Une saga historique en lumière naturelle
En prenant la décision de produire une nouvelle adaptation du plus grand classique de la littérature suédoise, le cinéaste norvégien Erik Poppe (Utoya, 22 juillet) s’affaire à un travail délicat. Déjà porté à l’écran en 1971 par Jan Troell, avec en tête de casting Max Von Sydow et Liv Ullman – les deux plus grandes stars scandinaves du moment - on peut dire qu’un remake n’est pas forcément chose aisée... Force est de constater à la vision du film que la mission est plutôt réussie, proposant à l’écran une version moderne d’une histoire classique, où les thématiques actuelles du migrant, de la condition de la femme et de la religion infusent chaque scène.
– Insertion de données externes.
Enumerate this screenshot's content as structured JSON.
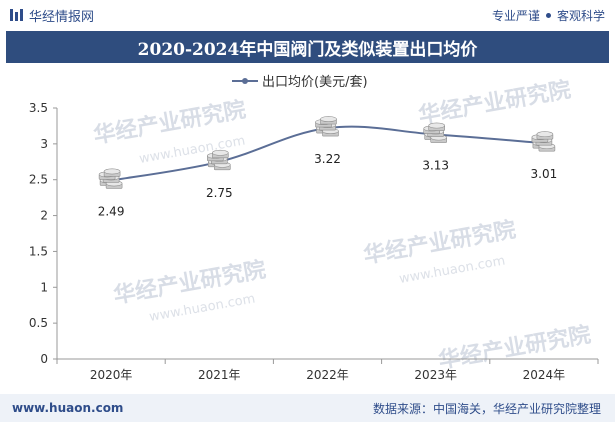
{
  "header": {
    "brand": "华经情报网",
    "tagline_left": "专业严谨",
    "tagline_right": "客观科学"
  },
  "colors": {
    "brand": "#2f4d8a",
    "title_bg": "#2f4d7e",
    "series_line": "#5b6e96",
    "footer_bg": "#eef2f8"
  },
  "footer": {
    "website": "www.huaon.com",
    "source": "数据来源：中国海关，华经产业研究院整理"
  },
  "watermark": {
    "text": "华经产业研究院",
    "url": "www.huaon.com"
  },
  "chart_data": {
    "type": "line",
    "title": "2020-2024年中国阀门及类似装置出口均价",
    "categories": [
      "2020年",
      "2021年",
      "2022年",
      "2023年",
      "2024年"
    ],
    "series": [
      {
        "name": "出口均价(美元/套)",
        "values": [
          2.49,
          2.75,
          3.22,
          3.13,
          3.01
        ]
      }
    ],
    "data_labels": [
      "2.49",
      "2.75",
      "3.22",
      "3.13",
      "3.01"
    ],
    "ylim": [
      0,
      3.5
    ],
    "yticks": [
      0,
      0.5,
      1,
      1.5,
      2,
      2.5,
      3,
      3.5
    ],
    "ytick_labels": [
      "0",
      "0.5",
      "1",
      "1.5",
      "2",
      "2.5",
      "3",
      "3.5"
    ],
    "legend_position": "top-center",
    "grid": false,
    "marker": "coin-stack"
  }
}
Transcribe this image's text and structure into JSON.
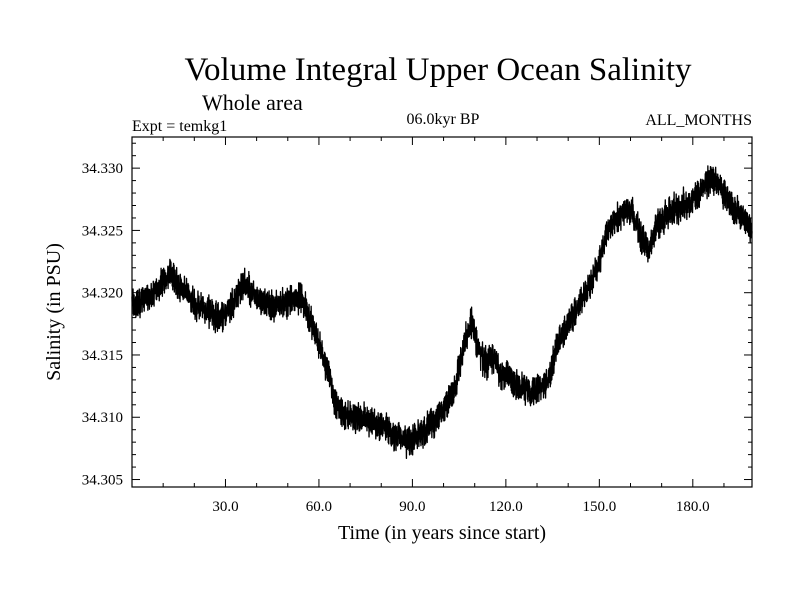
{
  "chart_data": {
    "type": "line",
    "title": "Volume Integral Upper Ocean Salinity",
    "subtitle": "Whole area",
    "experiment": "Expt = temkg1",
    "period": "06.0kyr BP",
    "months": "ALL_MONTHS",
    "xlabel": "Time (in years since start)",
    "ylabel": "Salinity (in PSU)",
    "xlim": [
      0,
      199
    ],
    "ylim": [
      34.3044,
      34.3325
    ],
    "x_ticks": [
      30,
      60,
      90,
      120,
      150,
      180
    ],
    "x_tick_labels": [
      "30.0",
      "60.0",
      "90.0",
      "120.0",
      "150.0",
      "180.0"
    ],
    "y_ticks": [
      34.305,
      34.31,
      34.315,
      34.32,
      34.325,
      34.33
    ],
    "y_tick_labels": [
      "34.305",
      "34.310",
      "34.315",
      "34.320",
      "34.325",
      "34.330"
    ],
    "series": [
      {
        "name": "Salinity",
        "noise_amplitude": 0.0018,
        "samples_per_year": 12,
        "trend_x": [
          0,
          5,
          9,
          12,
          15,
          20,
          24,
          28,
          30,
          33,
          36,
          40,
          45,
          50,
          54,
          56,
          60,
          63,
          65,
          67,
          70,
          75,
          80,
          85,
          88,
          92,
          96,
          100,
          104,
          107,
          109,
          111,
          113,
          116,
          118,
          122,
          126,
          131,
          134,
          136,
          140,
          145,
          150,
          153,
          157,
          160,
          163,
          166,
          168,
          172,
          176,
          180,
          183,
          186,
          189,
          192,
          195,
          198,
          199
        ],
        "trend_y": [
          34.3191,
          34.3195,
          34.3205,
          34.3215,
          34.3207,
          34.3192,
          34.3185,
          34.318,
          34.3183,
          34.3195,
          34.3208,
          34.3195,
          34.3189,
          34.3193,
          34.3196,
          34.3188,
          34.3158,
          34.3138,
          34.3115,
          34.3103,
          34.3101,
          34.3098,
          34.3092,
          34.3085,
          34.3079,
          34.3085,
          34.3095,
          34.3105,
          34.3128,
          34.3162,
          34.3176,
          34.3158,
          34.3143,
          34.3148,
          34.3137,
          34.313,
          34.3121,
          34.3123,
          34.313,
          34.3155,
          34.3175,
          34.3196,
          34.3225,
          34.3252,
          34.3263,
          34.3268,
          34.3248,
          34.3232,
          34.3252,
          34.3265,
          34.3268,
          34.3275,
          34.3283,
          34.3292,
          34.3284,
          34.3273,
          34.3262,
          34.3252,
          34.3248
        ]
      }
    ]
  }
}
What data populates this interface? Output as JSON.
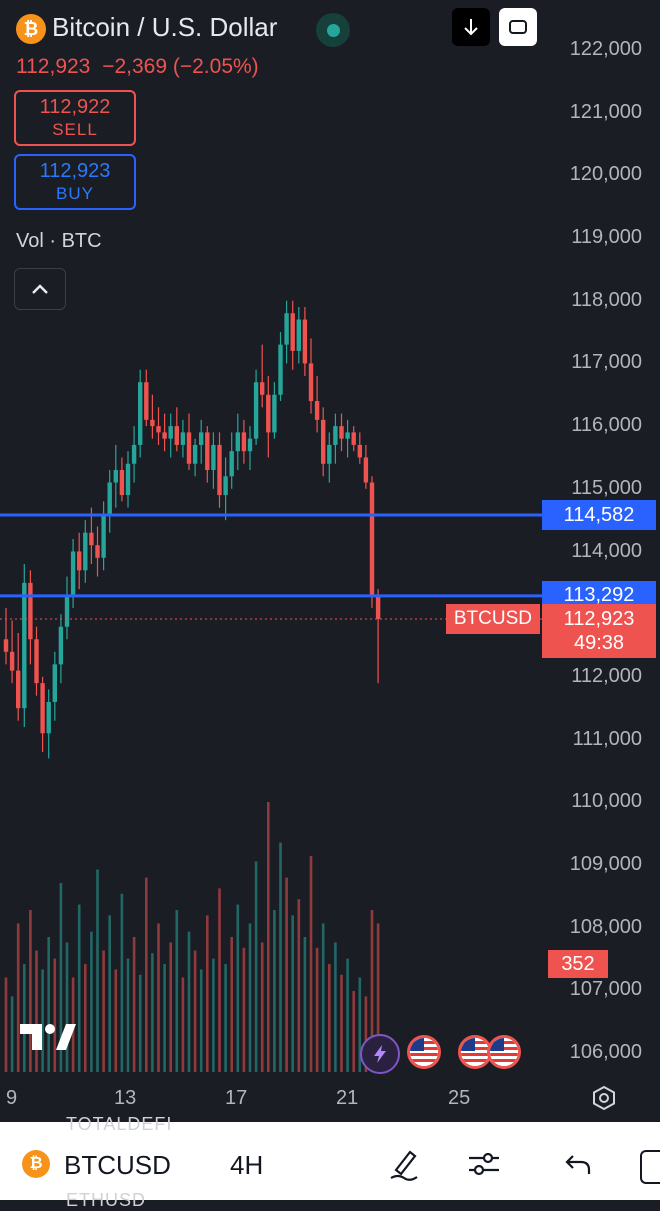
{
  "header": {
    "coin_glyph": "₿",
    "title": "Bitcoin / U.S. Dollar",
    "last_price": "112,923",
    "change": "−2,369",
    "change_pct": "(−2.05%)",
    "status_color": "#26a69a"
  },
  "trade": {
    "sell_price": "112,922",
    "sell_label": "SELL",
    "buy_price": "112,923",
    "buy_label": "BUY"
  },
  "indicator": {
    "label": "Vol · BTC"
  },
  "icons": {
    "download": "arrow-down-icon",
    "fullscreen": "fullscreen-icon",
    "collapse": "chevron-up-icon",
    "settings": "hexagon-settings-icon",
    "brush": "pen-icon",
    "adjust": "sliders-icon",
    "undo": "undo-icon"
  },
  "chart_data": {
    "type": "candlestick",
    "symbol": "BTCUSD",
    "interval": "4H",
    "y_ticks": [
      "122,000",
      "121,000",
      "120,000",
      "119,000",
      "118,000",
      "117,000",
      "116,000",
      "115,000",
      "114,000",
      "112,000",
      "111,000",
      "110,000",
      "109,000",
      "108,000",
      "107,000",
      "106,000"
    ],
    "y_range": [
      105800,
      122300
    ],
    "x_ticks": [
      "9",
      "13",
      "17",
      "21",
      "25"
    ],
    "horizontal_lines": [
      {
        "price": 114582,
        "label": "114,582",
        "color": "#2962ff"
      },
      {
        "price": 113292,
        "label": "113,292",
        "color": "#2962ff"
      }
    ],
    "current_price": {
      "price": 112923,
      "label": "112,923",
      "countdown": "49:38",
      "symbol_tag": "BTCUSD",
      "color": "#ef5350"
    },
    "volume_tag": "352",
    "colors": {
      "up": "#26a69a",
      "down": "#ef5350"
    },
    "candles": [
      [
        112600,
        113100,
        112200,
        112400
      ],
      [
        112400,
        112900,
        111900,
        112100
      ],
      [
        112100,
        112700,
        111300,
        111500
      ],
      [
        111500,
        113800,
        111200,
        113500
      ],
      [
        113500,
        113700,
        112200,
        112600
      ],
      [
        112600,
        112800,
        111700,
        111900
      ],
      [
        111900,
        112000,
        110800,
        111100
      ],
      [
        111100,
        111800,
        110700,
        111600
      ],
      [
        111600,
        112400,
        111300,
        112200
      ],
      [
        112200,
        113000,
        111900,
        112800
      ],
      [
        112800,
        113600,
        112600,
        113300
      ],
      [
        113300,
        114200,
        113100,
        114000
      ],
      [
        114000,
        114300,
        113400,
        113700
      ],
      [
        113700,
        114500,
        113500,
        114300
      ],
      [
        114300,
        114700,
        113800,
        114100
      ],
      [
        114100,
        114400,
        113600,
        113900
      ],
      [
        113900,
        114800,
        113700,
        114600
      ],
      [
        114600,
        115300,
        114300,
        115100
      ],
      [
        115100,
        115700,
        114700,
        115300
      ],
      [
        115300,
        115500,
        114800,
        114900
      ],
      [
        114900,
        115600,
        114700,
        115400
      ],
      [
        115400,
        116000,
        115100,
        115700
      ],
      [
        115700,
        116900,
        115500,
        116700
      ],
      [
        116700,
        116900,
        116000,
        116100
      ],
      [
        116100,
        116500,
        115800,
        116000
      ],
      [
        116000,
        116300,
        115700,
        115900
      ],
      [
        115900,
        116200,
        115600,
        115800
      ],
      [
        115800,
        116200,
        115500,
        116000
      ],
      [
        116000,
        116300,
        115600,
        115700
      ],
      [
        115700,
        116100,
        115500,
        115900
      ],
      [
        115900,
        116200,
        115300,
        115400
      ],
      [
        115400,
        115800,
        115200,
        115700
      ],
      [
        115700,
        116100,
        115400,
        115900
      ],
      [
        115900,
        116000,
        115100,
        115300
      ],
      [
        115300,
        115900,
        115000,
        115700
      ],
      [
        115700,
        115900,
        114700,
        114900
      ],
      [
        114900,
        115500,
        114500,
        115200
      ],
      [
        115200,
        115900,
        115000,
        115600
      ],
      [
        115600,
        116200,
        115300,
        115900
      ],
      [
        115900,
        116100,
        115400,
        115600
      ],
      [
        115600,
        116000,
        115300,
        115800
      ],
      [
        115800,
        116900,
        115700,
        116700
      ],
      [
        116700,
        117300,
        116300,
        116500
      ],
      [
        116500,
        116800,
        115500,
        115900
      ],
      [
        115900,
        116700,
        115800,
        116500
      ],
      [
        116500,
        117500,
        116400,
        117300
      ],
      [
        117300,
        118000,
        117000,
        117800
      ],
      [
        117800,
        118000,
        116900,
        117200
      ],
      [
        117200,
        117900,
        117000,
        117700
      ],
      [
        117700,
        117900,
        116800,
        117000
      ],
      [
        117000,
        117400,
        116200,
        116400
      ],
      [
        116400,
        116800,
        115900,
        116100
      ],
      [
        116100,
        116300,
        115200,
        115400
      ],
      [
        115400,
        115900,
        115100,
        115700
      ],
      [
        115700,
        116200,
        115400,
        116000
      ],
      [
        116000,
        116200,
        115600,
        115800
      ],
      [
        115800,
        116100,
        115500,
        115900
      ],
      [
        115900,
        116000,
        115600,
        115700
      ],
      [
        115700,
        115900,
        115400,
        115500
      ],
      [
        115500,
        115700,
        115000,
        115100
      ],
      [
        115100,
        115200,
        113100,
        113300
      ],
      [
        113300,
        113400,
        111900,
        112923
      ]
    ],
    "volumes": [
      [
        35,
        "down"
      ],
      [
        28,
        "up"
      ],
      [
        55,
        "down"
      ],
      [
        40,
        "up"
      ],
      [
        60,
        "down"
      ],
      [
        45,
        "down"
      ],
      [
        38,
        "up"
      ],
      [
        50,
        "up"
      ],
      [
        42,
        "down"
      ],
      [
        70,
        "up"
      ],
      [
        48,
        "up"
      ],
      [
        35,
        "down"
      ],
      [
        62,
        "up"
      ],
      [
        40,
        "down"
      ],
      [
        52,
        "up"
      ],
      [
        75,
        "up"
      ],
      [
        45,
        "down"
      ],
      [
        58,
        "up"
      ],
      [
        38,
        "down"
      ],
      [
        66,
        "up"
      ],
      [
        42,
        "up"
      ],
      [
        50,
        "down"
      ],
      [
        36,
        "up"
      ],
      [
        72,
        "down"
      ],
      [
        44,
        "up"
      ],
      [
        55,
        "down"
      ],
      [
        40,
        "up"
      ],
      [
        48,
        "down"
      ],
      [
        60,
        "up"
      ],
      [
        35,
        "down"
      ],
      [
        52,
        "up"
      ],
      [
        45,
        "down"
      ],
      [
        38,
        "up"
      ],
      [
        58,
        "down"
      ],
      [
        42,
        "up"
      ],
      [
        68,
        "down"
      ],
      [
        40,
        "up"
      ],
      [
        50,
        "down"
      ],
      [
        62,
        "up"
      ],
      [
        46,
        "down"
      ],
      [
        55,
        "up"
      ],
      [
        78,
        "up"
      ],
      [
        48,
        "down"
      ],
      [
        100,
        "down"
      ],
      [
        60,
        "up"
      ],
      [
        85,
        "up"
      ],
      [
        72,
        "down"
      ],
      [
        58,
        "up"
      ],
      [
        64,
        "down"
      ],
      [
        50,
        "up"
      ],
      [
        80,
        "down"
      ],
      [
        46,
        "down"
      ],
      [
        55,
        "up"
      ],
      [
        40,
        "down"
      ],
      [
        48,
        "up"
      ],
      [
        36,
        "down"
      ],
      [
        42,
        "up"
      ],
      [
        30,
        "down"
      ],
      [
        35,
        "up"
      ],
      [
        28,
        "down"
      ],
      [
        60,
        "down"
      ],
      [
        55,
        "down"
      ]
    ]
  },
  "bottom_bar": {
    "coin_glyph": "₿",
    "symbol": "BTCUSD",
    "interval": "4H",
    "ghost_top": "TOTALDEFI",
    "ghost_bottom": "ETHUSD"
  }
}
C’est John Christian Rosenlund, FNF, qui s’occupe d’éclairer cette saga, avec un dispositif de mise en scène souvent minimaliste. (FR)

Le film est une adaptation d’un roman très populaire en Suède. Était-ce un défi pour vous ?

John Christian Rosenlund : Le roman d’origine (en 9 parties) est effectivement un des piliers de la littérature suédoise. On l’étudie dans les écoles, et je pense qu’à peu près tout Suédois l’a lu ou au moins en a entendu parler... C’était donc un vrai défi pour nous, surtout vu de Norvège ! Et puis, comme toute œuvre littéraire majeure, chacun a pu mettre ses propres images en lisant le livre. C’est forcément compliqué d’aborder un tel travail, de condenser toute histoire en un film sans laisser sur le côté trop de choses, et surtout de proposer une version plus moderne de celle produite il y a 50 ans... Soit dit en passant, nous avons reçu la bénédiction de Jan Troell et de Liv Ullman, qui nous ont beaucoup encouragés à se lancer dans l’aventure. Finalement, je crois que demander à un réalisateur d’un pays voisin de s’accaparer l’histoire a participé profondément au fait de ne pas refaire pour refaire. Proposer une vision différente, par exemple en restant le plus possible du point de vue de Kristina (Lisa Carlehed), et intégrant cette dimension hors norme de destin féminin.
Vous savez, à cette époque, la Scandinavie traverse des temps très durs. Les gens n’ont vraiment rien à manger, et presque la moitié de la population décide de fuir vers l’Amérique. Des familles entières qui n’ont jamais vu la mer embarquent dans des bateaux faits pour le bétail et s’engagent dans une traversée extrêmement risquée vers le Nouveau Monde. Arrivés sur place, comme tous les migrants, ils sont confrontés à une culture, une langue qu’ils ne connaissent pas, se font exploiter... Le destin des femmes qui survivent ressemble beaucoup à celui des migrants d’aujourd’hui. Cadenassées par les coutumes et la religion dans leur rôle de mère, elles ne peuvent apprendre la langue, et restent en retrait de la société. C’est vraiment toutes ces similarités avec ce qui se passe aujourd’hui sur notre vieille Europe qui m’a fait comprendre l’intérêt de proposer non pas une nouvelle version plus épique du livre, mais bien une adaptation où chaque scène dois rentrer en résonance avec ce que nous connaissons actuellement.

John Christian Rosenlund
John Christian Rosenlund


Quelle est votre relation en tant qu’opérateur avec le film d’époque ?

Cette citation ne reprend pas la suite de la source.